Frustrated by his inability to aid the war effort, Englishman John Sidney Howard travels to the relative peace of a village in the French countryside in 1940 and waits for the fishing season to begin. Insulated by Switzerland from Germany, the village feels detached from the war but before long news comes of the capitulation of King Leopold of Belgium followed by the evacuation of Dunkirk and Howard makes up his mind to return to England.
Asked by some friends to take their two young children with him he agrees and commences what he thinks will be a straightforward journey across France to the coast where he plans to cross the Channel by boat but with the German invasion of France his original plans are thwarted and he has to conceal his British identity.
By the time he reaches the English Channel he has six children of multiple nationalities in his care, the Nazis are closing in and in an unexpected turn of events he is charged with the care of another child.

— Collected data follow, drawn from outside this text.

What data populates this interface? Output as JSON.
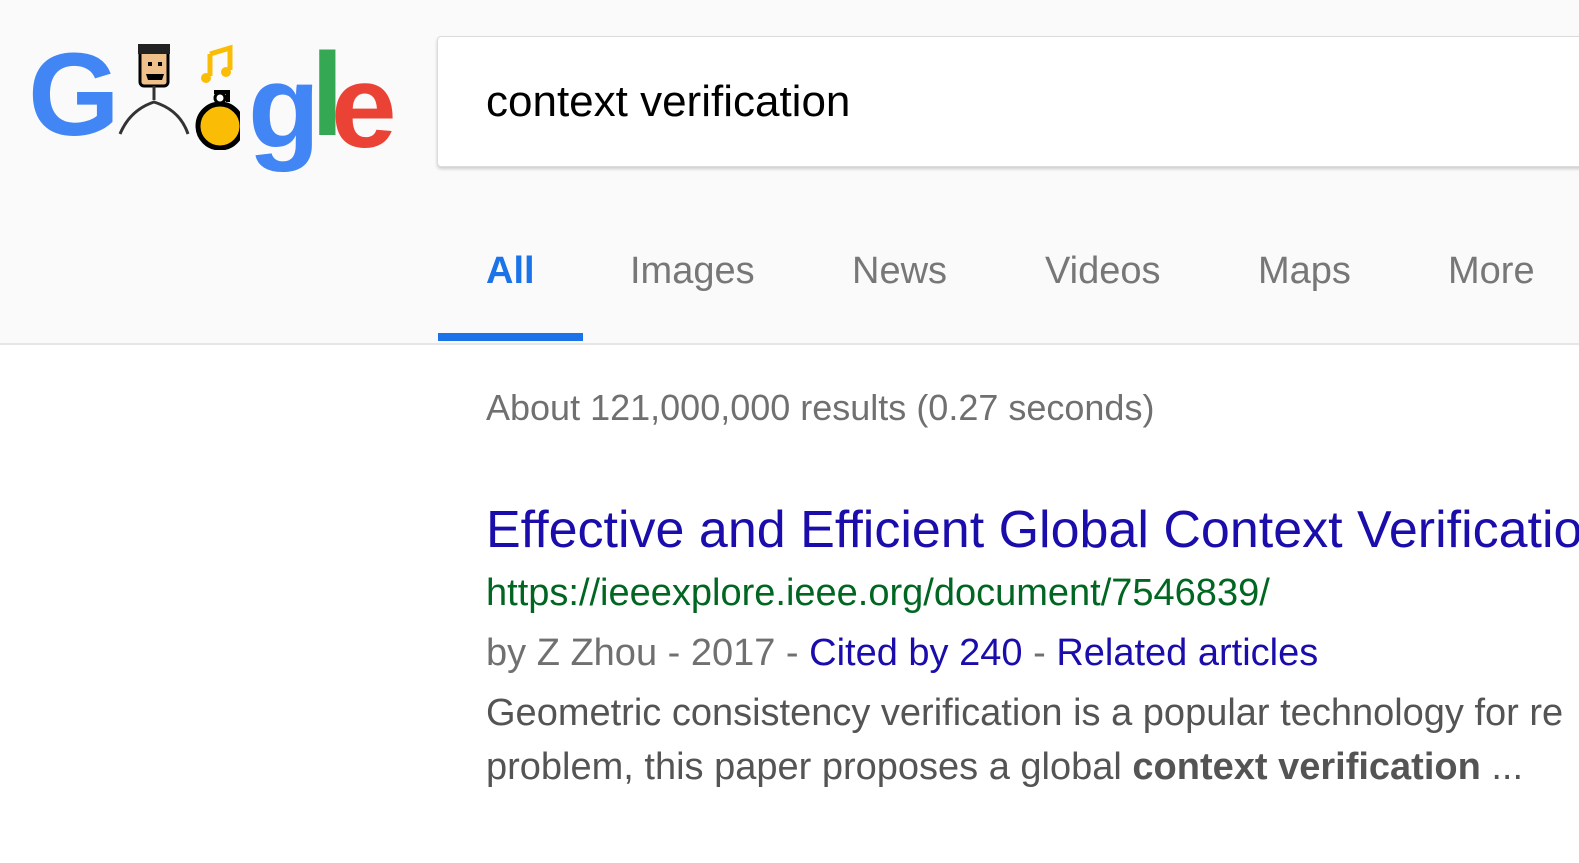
{
  "logo": {
    "letters": [
      "G",
      "g",
      "l",
      "e"
    ],
    "colors": {
      "blue": "#4285f4",
      "red": "#ea4335",
      "green": "#34a853",
      "yellow": "#fbbc05"
    }
  },
  "search": {
    "value": "context verification"
  },
  "tabs": [
    {
      "label": "All",
      "active": true
    },
    {
      "label": "Images",
      "active": false
    },
    {
      "label": "News",
      "active": false
    },
    {
      "label": "Videos",
      "active": false
    },
    {
      "label": "Maps",
      "active": false
    },
    {
      "label": "More",
      "active": false
    }
  ],
  "results_stats": "About 121,000,000 results (0.27 seconds)",
  "result": {
    "title": "Effective and Efficient Global Context Verification",
    "url": "https://ieeexplore.ieee.org/document/7546839/",
    "meta_prefix": "by Z Zhou - 2017 - ",
    "cited_by": "Cited by 240",
    "separator": " - ",
    "related": "Related articles",
    "snippet_line1": "Geometric consistency verification is a popular technology for re",
    "snippet_line2_prefix": "problem, this paper proposes a global ",
    "snippet_line2_bold": "context verification",
    "snippet_line2_suffix": " ..."
  }
}
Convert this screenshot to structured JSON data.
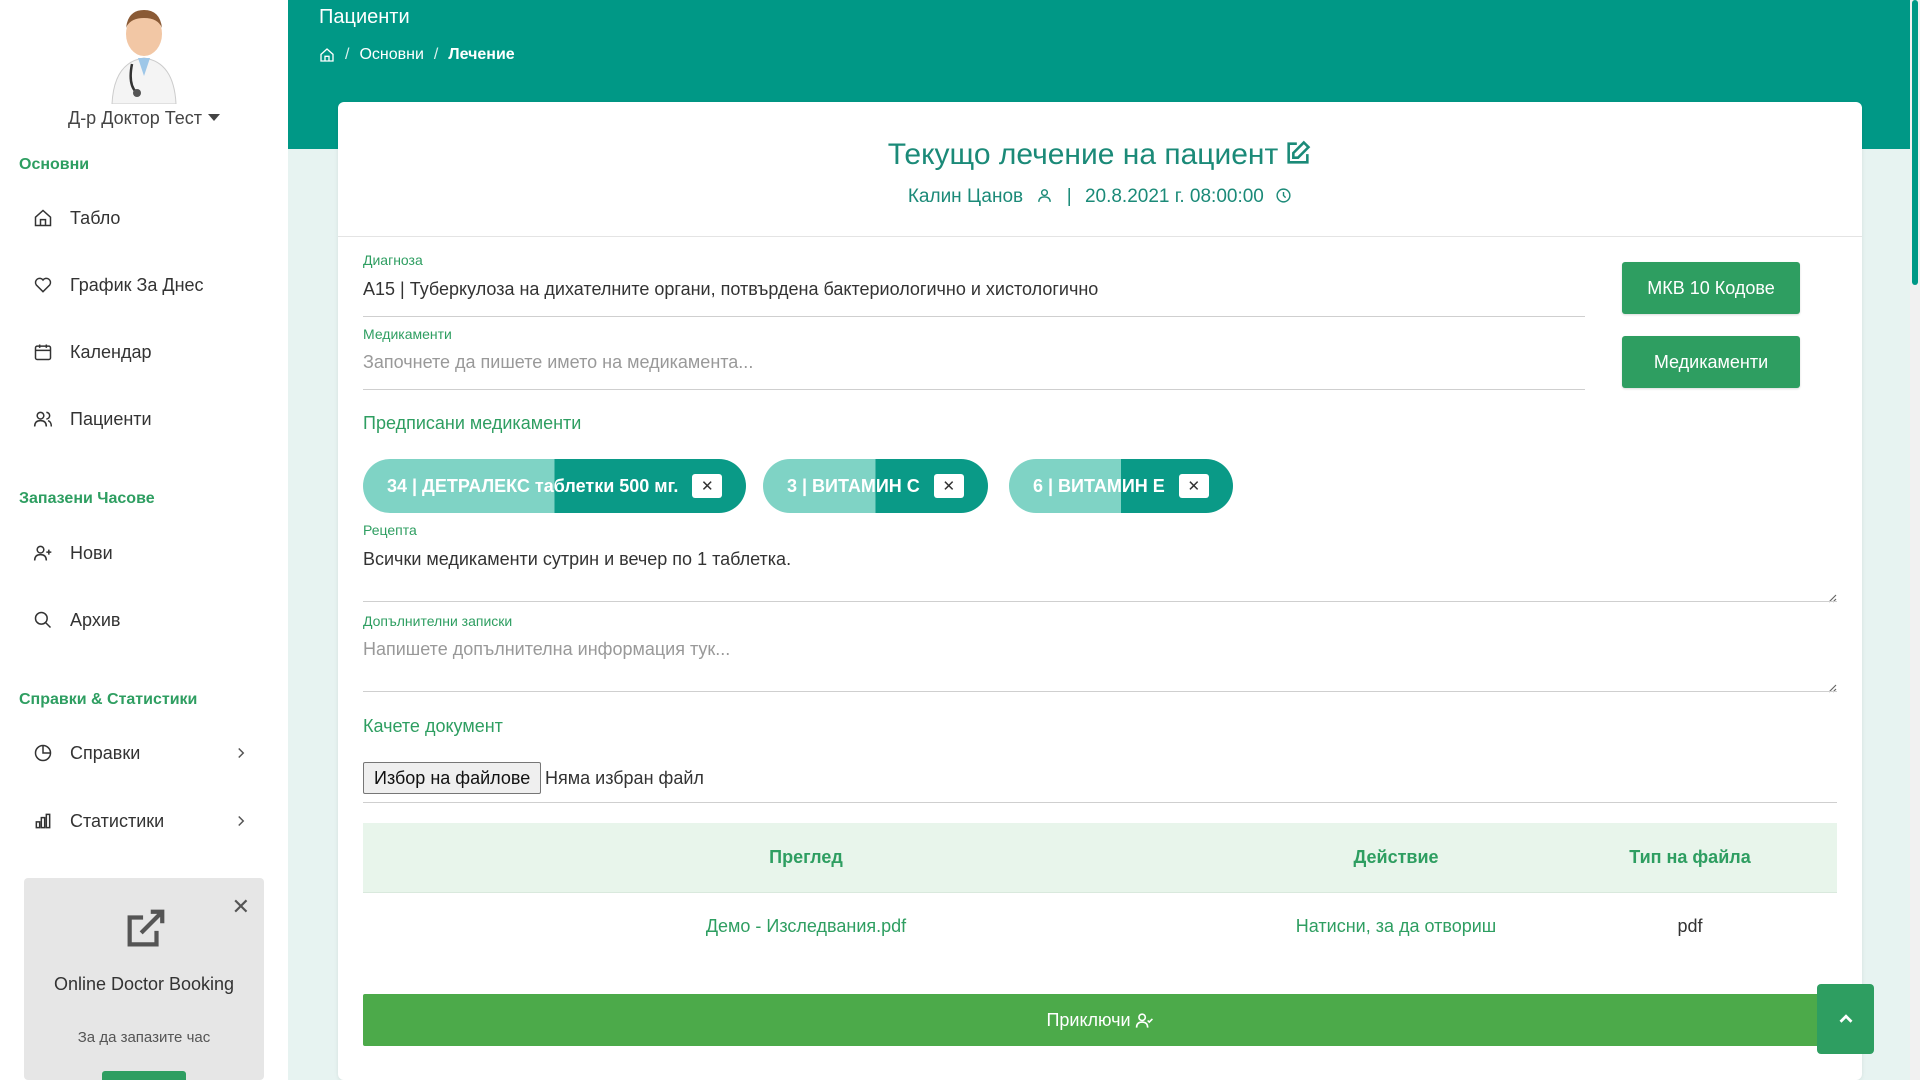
{
  "user": {
    "name": "Д-р Доктор Тест"
  },
  "sidebar": {
    "sections": [
      {
        "title": "Основни"
      },
      {
        "title": "Запазени Часове"
      },
      {
        "title": "Справки & Статистики"
      }
    ],
    "items": [
      {
        "label": "Табло",
        "icon": "home-icon"
      },
      {
        "label": "График За Днес",
        "icon": "heart-icon"
      },
      {
        "label": "Календар",
        "icon": "calendar-icon"
      },
      {
        "label": "Пациенти",
        "icon": "users-icon"
      },
      {
        "label": "Нови",
        "icon": "user-plus-icon"
      },
      {
        "label": "Архив",
        "icon": "search-icon"
      },
      {
        "label": "Справки",
        "icon": "pie-chart-icon"
      },
      {
        "label": "Статистики",
        "icon": "bar-chart-icon"
      }
    ],
    "promo": {
      "title": "Online Doctor Booking",
      "subtitle": "За да запазите час",
      "close": "✕"
    }
  },
  "header": {
    "title": "Пациенти",
    "breadcrumb": {
      "section": "Основни",
      "current": "Лечение",
      "separator": "/"
    }
  },
  "card": {
    "title": "Текущо лечение на пациент",
    "patient": "Калин Цанов",
    "separator": "|",
    "datetime": "20.8.2021 г. 08:00:00"
  },
  "form": {
    "diagnosis": {
      "label": "Диагноза",
      "value": "A15 | Туберкулоза на дихателните органи,  потвърдена бактериологично  и хистологично"
    },
    "medications": {
      "label": "Медикаменти",
      "placeholder": "Започнете да пишете името на медикамента..."
    },
    "buttons": {
      "icd": "МКВ 10 Кодове",
      "meds": "Медикаменти"
    },
    "prescribed_title": "Предписани медикаменти",
    "chips": [
      {
        "label": "34 | ДЕТРАЛЕКС таблетки 500 мг."
      },
      {
        "label": "3 | ВИТАМИН С"
      },
      {
        "label": "6 | ВИТАМИН Е"
      }
    ],
    "chip_remove": "✕",
    "recipe": {
      "label": "Рецепта",
      "value": "Всички медикаменти сутрин и вечер по 1 таблетка."
    },
    "notes": {
      "label": "Допълнителни записки",
      "placeholder": "Напишете допълнителна информация тук..."
    },
    "upload": {
      "title": "Качете документ",
      "button": "Избор на файлове",
      "status": "Няма избран файл"
    }
  },
  "table": {
    "headers": [
      "Преглед",
      "Действие",
      "Тип на файла"
    ],
    "rows": [
      {
        "file": "Демо - Изследвания.pdf",
        "action": "Натисни, за да отвориш",
        "type": "pdf"
      }
    ]
  },
  "finish": {
    "label": "Приключи"
  },
  "colors": {
    "primary": "#009886",
    "green": "#2e9e61",
    "finish": "#4caa4a",
    "background": "#e7f3f1"
  }
}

‘Up to the last it had seemed incredible that he should not get through, hard though the way might be. But now he realised that he would not get through. The Germans were between him and the sea. In marching on to Angerville he was marching to disaster, to internment, probably to his death.That did not worry him so much. He was old and tired; if an end came now he would be missing nothing very much. A few more days of fishing, a few more summers pottering in his garden. But the children – they were another matter. Somehow he must make them secure…And what about the dirty little boy who was now with them, who had been stoned by old women mad with terror and blind hate? What would become of him?The old man suffered a good deal.’
This book views World War II through the eyes of an unusual protagonist, making it a thought-provoking read well worth the time.